Zes maanden na de bevrijding zijn op 9 oktober 1945 de straatnaamveranderingen weer ongedaan gemaakt. De toen opnieuw aangetreden burgemeester Cort van der Linden liet weten dat de door de NSB ingevoerde namen vervallen waren, te rekenen vanaf het tijdstip van de bevrijding. De naam van duikbootcommandant Otto Weddigen verdween en het terrein kreeg weer de oude naam Engelse Kamp. De namen Rengers en Bartold Entens verdwenen helemaal.

Hoogkerk (tegenwoordig gemeente Groningen) heeft een De Vries Lamstraat gekregen. Dirk De Vries Lam was de directeur van de kunstacademie in Groningen. Studenten van hem waren o.a. Jan Altink, Johan Dijkstra, Jan Wiegers en Jan van der Zee. Zij zijn de later zeer bekend geworden leden van de Groninger kunstkring De Ploeg.

Veroordeling Tammens na de oorlog

Tammens is op 15 april 1945 gearresteerd in Groningen en overgebracht naar de strafgevangenis in Scheveningen. In juli 1949 is hij in Groningen berecht door het Tribunaal voor de Bijzondere Rechtspleging. De aanklacht bevatte 33 onderdelen zoals het hijsen van de Duitse vlag op alle gemeentegebouwen na de geslaagde bevrijdingsactie van Mussolini door het Duitse leger en het aanwijzen van vier politieagenten voor tewerkstelling in Duitsland.

Hem is ernstig kwalijk genomen dat hij een lijst had laten opstellen met de namen van anti-Duitsgezinde Groningers die in voorkomende gevallen als gijzelaar konden dienen. Vijf inwoners op deze lijst zijn later door de Duitsers gefusilleerd als represaillemaatregel voor een aanslag door het verzet.
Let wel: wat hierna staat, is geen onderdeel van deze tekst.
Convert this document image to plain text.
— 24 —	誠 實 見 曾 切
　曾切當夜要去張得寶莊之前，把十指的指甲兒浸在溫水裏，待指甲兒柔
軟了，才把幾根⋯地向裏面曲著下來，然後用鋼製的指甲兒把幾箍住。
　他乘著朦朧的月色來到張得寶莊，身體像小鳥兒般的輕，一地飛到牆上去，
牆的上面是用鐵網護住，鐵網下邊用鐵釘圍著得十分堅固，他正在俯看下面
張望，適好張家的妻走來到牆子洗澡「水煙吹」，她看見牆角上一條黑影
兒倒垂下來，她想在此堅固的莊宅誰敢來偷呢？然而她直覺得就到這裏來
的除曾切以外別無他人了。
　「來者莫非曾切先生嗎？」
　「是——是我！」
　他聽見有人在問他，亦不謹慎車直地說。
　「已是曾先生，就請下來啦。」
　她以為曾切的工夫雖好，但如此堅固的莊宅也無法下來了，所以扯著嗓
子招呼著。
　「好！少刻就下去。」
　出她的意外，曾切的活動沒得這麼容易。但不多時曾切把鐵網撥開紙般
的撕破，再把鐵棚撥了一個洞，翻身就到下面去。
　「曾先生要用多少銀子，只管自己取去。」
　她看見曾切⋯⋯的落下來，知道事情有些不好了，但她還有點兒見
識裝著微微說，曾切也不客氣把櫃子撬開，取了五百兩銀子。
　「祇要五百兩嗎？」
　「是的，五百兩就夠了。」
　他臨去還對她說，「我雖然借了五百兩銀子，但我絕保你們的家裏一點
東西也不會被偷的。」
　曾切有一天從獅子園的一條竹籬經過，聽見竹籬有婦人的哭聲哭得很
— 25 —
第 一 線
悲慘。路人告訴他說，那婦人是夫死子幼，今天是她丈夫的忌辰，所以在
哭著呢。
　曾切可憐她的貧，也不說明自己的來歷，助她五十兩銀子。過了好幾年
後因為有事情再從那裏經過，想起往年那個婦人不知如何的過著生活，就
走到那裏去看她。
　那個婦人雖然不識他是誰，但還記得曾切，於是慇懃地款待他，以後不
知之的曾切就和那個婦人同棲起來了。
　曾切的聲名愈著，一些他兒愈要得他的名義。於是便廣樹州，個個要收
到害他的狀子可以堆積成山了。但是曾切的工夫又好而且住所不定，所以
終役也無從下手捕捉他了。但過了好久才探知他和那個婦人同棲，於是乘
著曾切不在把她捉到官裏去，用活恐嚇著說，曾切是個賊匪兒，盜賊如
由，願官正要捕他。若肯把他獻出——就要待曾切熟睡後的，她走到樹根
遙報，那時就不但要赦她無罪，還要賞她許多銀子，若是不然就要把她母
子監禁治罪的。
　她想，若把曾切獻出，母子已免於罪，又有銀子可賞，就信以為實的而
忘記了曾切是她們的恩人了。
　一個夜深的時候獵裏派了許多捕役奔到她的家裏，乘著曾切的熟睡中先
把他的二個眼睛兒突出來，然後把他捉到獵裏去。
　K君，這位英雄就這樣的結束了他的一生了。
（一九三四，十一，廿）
Meer dan vijftig personen uit die lijst zijn later eveneens gearresteerd.

Het is hem zeer genomen dat hij wist dat de gevreesde SD (Sicherheitsdienst), die zetelde in het beruchte Scholtenhuis aan de Grote Markt, deze lijst in handen zou krijgen. Tammens kreeg zeven jaar gevangenisstraf met aftrek van voorarrest. De overige straffen waren een boete van 10.000 gulden en ontzetting uit het kiesrecht voor de duur van tien jaar na afloop van zijn straftijd. Wegens goed gedrag kwam hij vrij op 15 april 1951 – precies zes jaar na zijn arrestatie. Hij overleed in 1986.

Bronnen

  • Maarten Duivendak en Bart de Vries – Stad van het Noorden.
  • Nieuwsblad van het Noorden – 26 juli 1973 – Rubriek Deze Stad.
  • Nieuwsblad van het Noorden – 8 juli 1940.
  • Wikipedia voor gegevens over: S.S. Rosenstein – Hamburger – Oppenheim – Jozef Israël.
  • Menno Wielinga – Het Engelse Kamp.
  • E. Schut – De Joodse Gemeenschap in de stad Groningen.